KUALA LUMPUR (Reuters) – A three-month-old Malaysian infant has been diagnosed with polio, the first case reported in the country in nearly three decades, a top health official said on Sunday.

The baby boy from Tuaran in Malaysia’s Sabah state on Borneo island tested positive for polio on Friday after being admitted to hospital with a fever and muscle weakness, Director General of Health Noor Hisham Abdullah said in a statement.

“The patient is being treated in an isolation ward and is in stable condition, but still requires assistance to breathe,” he said.

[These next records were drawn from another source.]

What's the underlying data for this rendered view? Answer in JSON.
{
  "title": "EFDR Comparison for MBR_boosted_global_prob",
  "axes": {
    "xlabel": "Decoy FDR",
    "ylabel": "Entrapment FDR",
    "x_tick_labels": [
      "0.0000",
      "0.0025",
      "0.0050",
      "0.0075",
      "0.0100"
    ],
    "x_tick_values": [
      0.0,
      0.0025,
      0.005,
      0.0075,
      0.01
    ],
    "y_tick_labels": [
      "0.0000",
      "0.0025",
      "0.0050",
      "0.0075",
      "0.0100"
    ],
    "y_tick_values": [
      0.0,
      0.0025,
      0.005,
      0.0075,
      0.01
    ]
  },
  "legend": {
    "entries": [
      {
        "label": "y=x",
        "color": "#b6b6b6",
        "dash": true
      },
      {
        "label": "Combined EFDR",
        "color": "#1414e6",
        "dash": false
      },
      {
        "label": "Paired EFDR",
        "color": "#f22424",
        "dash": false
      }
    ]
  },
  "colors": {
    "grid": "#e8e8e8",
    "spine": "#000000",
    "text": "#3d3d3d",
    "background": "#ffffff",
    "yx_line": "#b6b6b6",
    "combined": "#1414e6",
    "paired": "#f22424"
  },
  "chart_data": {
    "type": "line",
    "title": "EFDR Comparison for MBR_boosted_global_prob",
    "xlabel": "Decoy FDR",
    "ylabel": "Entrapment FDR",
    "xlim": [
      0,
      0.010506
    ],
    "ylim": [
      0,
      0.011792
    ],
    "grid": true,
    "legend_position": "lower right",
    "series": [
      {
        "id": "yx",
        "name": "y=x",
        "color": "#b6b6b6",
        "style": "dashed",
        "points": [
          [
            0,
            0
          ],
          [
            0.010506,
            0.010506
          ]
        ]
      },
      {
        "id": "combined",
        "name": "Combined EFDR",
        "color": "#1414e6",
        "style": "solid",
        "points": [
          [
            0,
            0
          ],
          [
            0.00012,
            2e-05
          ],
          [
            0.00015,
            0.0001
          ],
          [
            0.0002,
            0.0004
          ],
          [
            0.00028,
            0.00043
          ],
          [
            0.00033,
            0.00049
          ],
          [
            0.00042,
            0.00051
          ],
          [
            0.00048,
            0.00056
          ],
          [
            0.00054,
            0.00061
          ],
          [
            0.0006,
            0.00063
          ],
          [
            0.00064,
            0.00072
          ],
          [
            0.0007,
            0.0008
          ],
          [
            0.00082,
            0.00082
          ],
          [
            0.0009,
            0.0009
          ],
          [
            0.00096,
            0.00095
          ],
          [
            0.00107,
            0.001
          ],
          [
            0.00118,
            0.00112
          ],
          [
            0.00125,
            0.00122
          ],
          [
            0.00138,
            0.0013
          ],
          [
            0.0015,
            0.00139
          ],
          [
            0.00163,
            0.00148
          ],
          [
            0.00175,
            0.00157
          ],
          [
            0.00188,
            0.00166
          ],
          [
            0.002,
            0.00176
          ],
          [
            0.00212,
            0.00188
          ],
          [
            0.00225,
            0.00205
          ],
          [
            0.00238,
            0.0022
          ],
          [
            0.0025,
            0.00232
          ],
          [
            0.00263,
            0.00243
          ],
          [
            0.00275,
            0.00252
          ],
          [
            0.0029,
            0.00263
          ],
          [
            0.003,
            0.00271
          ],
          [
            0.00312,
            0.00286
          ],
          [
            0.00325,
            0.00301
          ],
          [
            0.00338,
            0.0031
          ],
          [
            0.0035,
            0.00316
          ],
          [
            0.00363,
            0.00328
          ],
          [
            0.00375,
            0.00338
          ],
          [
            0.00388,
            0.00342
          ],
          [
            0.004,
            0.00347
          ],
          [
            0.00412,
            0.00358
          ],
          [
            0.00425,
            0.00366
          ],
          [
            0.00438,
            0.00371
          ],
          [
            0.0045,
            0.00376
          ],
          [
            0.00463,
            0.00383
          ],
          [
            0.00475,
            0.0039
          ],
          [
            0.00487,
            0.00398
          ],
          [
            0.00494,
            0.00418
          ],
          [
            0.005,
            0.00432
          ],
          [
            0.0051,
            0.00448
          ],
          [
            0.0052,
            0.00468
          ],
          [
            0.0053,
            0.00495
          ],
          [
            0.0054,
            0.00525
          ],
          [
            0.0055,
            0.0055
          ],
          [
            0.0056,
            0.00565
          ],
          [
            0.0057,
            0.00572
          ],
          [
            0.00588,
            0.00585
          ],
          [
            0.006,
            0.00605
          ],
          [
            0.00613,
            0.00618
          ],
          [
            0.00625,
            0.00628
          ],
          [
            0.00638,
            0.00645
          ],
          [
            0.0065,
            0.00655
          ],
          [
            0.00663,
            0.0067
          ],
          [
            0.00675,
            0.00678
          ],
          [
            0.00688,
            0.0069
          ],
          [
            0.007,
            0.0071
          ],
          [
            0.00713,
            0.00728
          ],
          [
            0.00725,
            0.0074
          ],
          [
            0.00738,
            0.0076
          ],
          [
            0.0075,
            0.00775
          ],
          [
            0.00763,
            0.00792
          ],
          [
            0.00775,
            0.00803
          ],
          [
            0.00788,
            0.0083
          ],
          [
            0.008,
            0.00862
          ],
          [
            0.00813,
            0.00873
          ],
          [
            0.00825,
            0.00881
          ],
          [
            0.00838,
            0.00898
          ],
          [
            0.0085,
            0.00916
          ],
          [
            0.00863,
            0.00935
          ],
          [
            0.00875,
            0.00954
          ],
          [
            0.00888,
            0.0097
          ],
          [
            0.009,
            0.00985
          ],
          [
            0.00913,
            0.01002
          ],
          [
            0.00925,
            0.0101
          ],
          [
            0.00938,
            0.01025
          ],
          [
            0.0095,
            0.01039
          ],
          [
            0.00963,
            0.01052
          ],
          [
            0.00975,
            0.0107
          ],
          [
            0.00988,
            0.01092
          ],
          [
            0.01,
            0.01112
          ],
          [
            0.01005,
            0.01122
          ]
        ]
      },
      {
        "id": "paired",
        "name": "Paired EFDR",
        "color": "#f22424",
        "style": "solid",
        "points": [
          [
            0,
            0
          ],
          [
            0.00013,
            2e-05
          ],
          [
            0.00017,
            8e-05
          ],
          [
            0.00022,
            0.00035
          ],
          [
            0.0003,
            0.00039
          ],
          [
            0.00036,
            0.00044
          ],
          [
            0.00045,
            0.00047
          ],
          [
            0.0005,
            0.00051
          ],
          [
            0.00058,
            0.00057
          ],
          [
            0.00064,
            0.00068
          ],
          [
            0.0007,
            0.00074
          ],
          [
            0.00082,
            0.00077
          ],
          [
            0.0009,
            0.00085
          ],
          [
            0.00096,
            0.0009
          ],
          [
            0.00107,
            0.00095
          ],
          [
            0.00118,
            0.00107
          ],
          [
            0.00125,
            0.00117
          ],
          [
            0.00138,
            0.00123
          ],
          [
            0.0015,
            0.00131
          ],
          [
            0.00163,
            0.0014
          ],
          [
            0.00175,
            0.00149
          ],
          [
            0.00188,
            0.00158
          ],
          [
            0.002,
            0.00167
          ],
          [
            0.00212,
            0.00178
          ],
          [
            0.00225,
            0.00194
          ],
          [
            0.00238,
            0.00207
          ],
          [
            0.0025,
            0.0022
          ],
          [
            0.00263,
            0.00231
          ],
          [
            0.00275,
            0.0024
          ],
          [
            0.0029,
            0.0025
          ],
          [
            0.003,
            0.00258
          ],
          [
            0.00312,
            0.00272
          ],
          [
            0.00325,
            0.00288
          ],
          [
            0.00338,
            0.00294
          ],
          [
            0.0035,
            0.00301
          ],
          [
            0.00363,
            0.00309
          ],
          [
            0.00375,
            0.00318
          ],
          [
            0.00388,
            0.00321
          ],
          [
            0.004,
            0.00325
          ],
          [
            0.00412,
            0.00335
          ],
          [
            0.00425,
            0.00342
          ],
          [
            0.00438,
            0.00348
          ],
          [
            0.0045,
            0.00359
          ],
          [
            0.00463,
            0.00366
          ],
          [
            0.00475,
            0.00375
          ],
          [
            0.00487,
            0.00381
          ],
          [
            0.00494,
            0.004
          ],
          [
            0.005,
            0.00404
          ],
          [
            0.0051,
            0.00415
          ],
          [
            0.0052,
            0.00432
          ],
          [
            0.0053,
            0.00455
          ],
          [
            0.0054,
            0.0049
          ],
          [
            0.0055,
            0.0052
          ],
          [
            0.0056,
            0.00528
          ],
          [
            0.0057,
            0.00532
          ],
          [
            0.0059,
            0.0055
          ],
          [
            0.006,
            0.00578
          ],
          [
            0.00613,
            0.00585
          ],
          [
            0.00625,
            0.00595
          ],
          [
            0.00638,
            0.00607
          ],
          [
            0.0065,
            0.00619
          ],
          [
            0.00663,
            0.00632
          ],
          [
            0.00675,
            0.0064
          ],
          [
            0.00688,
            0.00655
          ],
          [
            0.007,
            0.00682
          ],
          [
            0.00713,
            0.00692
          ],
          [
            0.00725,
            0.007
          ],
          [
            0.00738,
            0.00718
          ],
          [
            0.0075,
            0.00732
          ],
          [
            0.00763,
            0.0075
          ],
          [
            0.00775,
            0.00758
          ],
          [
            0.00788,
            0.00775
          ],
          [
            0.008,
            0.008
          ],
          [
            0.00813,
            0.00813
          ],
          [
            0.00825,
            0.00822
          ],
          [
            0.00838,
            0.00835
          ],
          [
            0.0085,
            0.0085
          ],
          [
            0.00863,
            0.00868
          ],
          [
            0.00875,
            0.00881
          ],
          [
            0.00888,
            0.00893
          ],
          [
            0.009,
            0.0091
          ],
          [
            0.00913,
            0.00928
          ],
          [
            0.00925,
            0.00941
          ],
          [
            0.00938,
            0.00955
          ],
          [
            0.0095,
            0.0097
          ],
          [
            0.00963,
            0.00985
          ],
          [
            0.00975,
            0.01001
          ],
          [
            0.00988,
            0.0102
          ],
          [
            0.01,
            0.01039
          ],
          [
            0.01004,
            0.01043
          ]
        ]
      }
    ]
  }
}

Malaysia was declared polio-free in 2000, after reporting its last known case of the disease in 1992. Its resurgence comes just months after the Philippines, north of Borneo, reported its first cases of polio since 1993 in September.

Noor Hisham said tests showed the child was infected with a polio strain that shared genetic links with the virus detected in the Philippine cases.

Checks in the area where the baby lived showed 23 of 199 children between 2 and 15 had not received the polio vaccine, he said.

“This is a worrying situation as the spread of the disease … can only be stopped with polio immunization,” he said, adding vaccination rates needed to be above 95% to prevent infection.

There is no cure for polio, which invades the nervous system and can cause irreversible paralysis within hours, but it can be prevented with vaccines.

The virus spreads rapidly among children, especially in unsanitary conditions in underdeveloped or war-torn regions where healthcare access is limited.

Afghanistan and Pakistan are the last countries where the disease is endemic.

Noor Hisham said fecal samples from the infected child’s close contacts and his surroundings had been collected in a bid to detect the polio virus.

The authorities have also stepped up monitoring of acute flaccid paralysis (AFP) cases, a common sign of acute polio, he said.

Noor Hisham advised parents to ensure their children were fully vaccinated.

In recent years, Malaysia has faced a challenge convincing some parents to immunize their children. In 2016, five children died from diphtheria, a vaccine-preventable disease, prompting an outcry here among health officials.